Brenda seemed unsure about calling the police, too, but I pushed. Something felt very wrong. Finally, Mrs. Hansen let me call the sheriff’s office.
They sent Jerome Nillson.
We’d been standing on the front porch, waiting, so we saw his car pull up. Sheriff Nillson was thick around the middle, but not tall, yet he seemed large, imposing. It was the uniform, and the way he carried himself, and the booming voice. Brenda looked away when he strode toward us, just like she had when he’d talked to us before our show last night. I figured this time it was because of her shiner.
I met him at the middle of the sidewalk and repeated what I’d told the dispatcher. Sheriff Nillson immediately agreed with Mrs. Hansen’s assessment that it wasn’t anything to worry about.
“She probably ran away.”
I didn’t have the courage to argue, but Brenda appeared at my elbow, her face tight. “She did not. We have another show tonight. At the fair. She wouldn’t miss it for the world.”
I was glad to hear Brenda was as worried as me.
Sheriff Nillson studied her black eye. I think he did, anyhow. He was wearing those reflective cop sunglasses, his mouth a thin line. “Well, then, how about this? If she doesn’t show up for this evening’s show, that’s when we’ll start to ask questions.”
He smiled over us at Mrs. Hansen. She was standing in the half-open front door, so she could slip forward or back as the situation required.

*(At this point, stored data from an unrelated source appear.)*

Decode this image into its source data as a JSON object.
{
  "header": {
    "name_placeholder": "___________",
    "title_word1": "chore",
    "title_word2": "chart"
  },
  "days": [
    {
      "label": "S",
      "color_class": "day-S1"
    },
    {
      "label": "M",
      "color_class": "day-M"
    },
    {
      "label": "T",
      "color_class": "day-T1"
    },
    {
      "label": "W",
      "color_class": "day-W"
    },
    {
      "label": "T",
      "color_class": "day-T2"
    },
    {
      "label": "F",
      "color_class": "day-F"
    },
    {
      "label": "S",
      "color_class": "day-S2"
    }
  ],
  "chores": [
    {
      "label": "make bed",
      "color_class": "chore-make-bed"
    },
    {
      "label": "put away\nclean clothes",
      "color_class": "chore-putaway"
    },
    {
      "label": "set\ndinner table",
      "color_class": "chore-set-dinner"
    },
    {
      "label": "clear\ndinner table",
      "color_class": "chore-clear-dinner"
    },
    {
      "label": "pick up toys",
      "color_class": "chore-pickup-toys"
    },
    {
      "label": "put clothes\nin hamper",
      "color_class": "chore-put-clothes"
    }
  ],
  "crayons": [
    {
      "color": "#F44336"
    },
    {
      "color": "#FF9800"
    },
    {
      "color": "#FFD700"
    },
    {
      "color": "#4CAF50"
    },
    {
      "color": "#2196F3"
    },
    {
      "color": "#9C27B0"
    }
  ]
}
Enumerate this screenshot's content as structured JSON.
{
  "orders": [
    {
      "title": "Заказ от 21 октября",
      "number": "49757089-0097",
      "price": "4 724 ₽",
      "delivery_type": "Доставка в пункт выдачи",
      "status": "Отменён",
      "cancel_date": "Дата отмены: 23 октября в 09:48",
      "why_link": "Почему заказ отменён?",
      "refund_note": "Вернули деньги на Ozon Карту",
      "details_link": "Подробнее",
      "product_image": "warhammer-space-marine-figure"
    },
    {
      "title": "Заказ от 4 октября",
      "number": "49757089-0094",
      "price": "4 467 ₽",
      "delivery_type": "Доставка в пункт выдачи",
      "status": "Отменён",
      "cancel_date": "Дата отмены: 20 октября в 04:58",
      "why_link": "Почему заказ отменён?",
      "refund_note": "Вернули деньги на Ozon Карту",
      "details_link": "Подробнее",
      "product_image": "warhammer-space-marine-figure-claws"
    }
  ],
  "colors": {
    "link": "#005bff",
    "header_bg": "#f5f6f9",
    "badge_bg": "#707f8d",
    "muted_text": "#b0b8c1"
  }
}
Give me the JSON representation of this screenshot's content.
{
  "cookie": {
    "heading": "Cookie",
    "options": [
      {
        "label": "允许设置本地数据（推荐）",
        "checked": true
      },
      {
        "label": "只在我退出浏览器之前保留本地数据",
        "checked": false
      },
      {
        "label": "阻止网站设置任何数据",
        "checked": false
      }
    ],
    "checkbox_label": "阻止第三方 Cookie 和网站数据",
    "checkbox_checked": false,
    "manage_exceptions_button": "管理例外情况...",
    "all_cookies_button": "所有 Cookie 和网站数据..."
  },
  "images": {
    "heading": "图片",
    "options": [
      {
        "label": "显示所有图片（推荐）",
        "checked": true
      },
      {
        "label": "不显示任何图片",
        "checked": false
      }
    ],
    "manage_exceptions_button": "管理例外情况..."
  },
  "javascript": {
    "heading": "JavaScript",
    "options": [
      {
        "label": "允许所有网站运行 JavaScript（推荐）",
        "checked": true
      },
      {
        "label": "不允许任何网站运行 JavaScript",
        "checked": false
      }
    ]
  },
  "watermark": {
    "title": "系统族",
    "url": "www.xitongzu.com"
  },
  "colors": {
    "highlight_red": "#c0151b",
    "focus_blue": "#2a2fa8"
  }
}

“How’s that sound, Gloria?” he asked, raising his voice. “We won’t even start worrying about Maureen yet. She’ll be at the fair tonight, you can bet on it. No reason to waste all the manpower, right?”
Mrs. Hansen shrugged.
Sheriff Nillson seemed to dislike something about the motion. “How’ve you been, Gloria? Want to invite me in for some coffee?”
He moved toward the porch. Mrs. Hansen backed into the house, scowling, but she didn’t close the door. Brenda and I stayed on the sidewalk.
“She’s not going to be at the show tonight,” Brenda said under her breath. “I know it in my bones.”
I felt the same thing. It made me jittery. When I closed my eyes, the image of her on her knees overwhelmed me. Had those men hurt Maureen? “Should we tell him . . . tell him what we saw the other night? What we saw Maureen doing?”
She spun on me, and at first I thought she was going to yell at me for bringing up the thing we’d promised to forget. But she didn’t look mad. She looked surprised, and then scared.
“Heather, Sheriff Nillson was there. I thought you knew.”
CHAPTER 18
Jerome Nillson’s back was a square, blocking our view of Mrs. Hansen. His meaty hands hung loose at his sides. Brenda’s breathing was uneven in my ear as she waited for me to respond. I felt like she’d smacked me sideways.
Sheriff Nillson had been there?
I closed my eyes, remembered the strobe light, that hand pushed against the back of Maureen’s head, shoving her into him, that familiar copper ID bracelet hanging against a wrist much thinner than Sheriff Nillson’s. My eyes popped open.
“Think,” Brenda said.
The flashing lights. Slicing everyone in half. Lighting up my torso, hiding my face, doing the same for the men inside, a line of them, Maureen in the center, turning. Brenda’s scream. And then the door slammed closed, but not before the man on the end, the thick-waisted one, dipped his face down, never bringing it into sight, but he didn’t need to because I knew how he moved from all the times I’d sat behind him in church.
Tears welled in my eyes. “Jeez.”
She nodded. “I was positive you saw him clear as I did. That’s why I was so bothered when he came by the stage last night. Did you see how upset Maureen was?” She tossed another glance at the front door. Sheriff Nillson had gone inside. “Let’s scram.”
“Who else was there?” I asked as we hurried around the corner, out of sight of Maureen’s. I felt exposed despite the shielding green arms of the neighborhood trees.
She opened her hands, palms up. “Nillson’s face was the only one I saw. His and Maureen’s when she turned. I think it was Nillson’s house they were all in, too. I biked by but couldn’t be sure. He lives on Twenty-Third, so if it wasn’t his place, it was close.”
The county sheriff hosting a BJ party in his basement. It made my scalp prickle. “What was she doing there?”
Brenda rubbed the back of her neck. “I don’t know, Heather, I honestly don’t. She never told me a thing about it. You know Maureen. She likes attention, and she likes money. Maybe she was getting both.”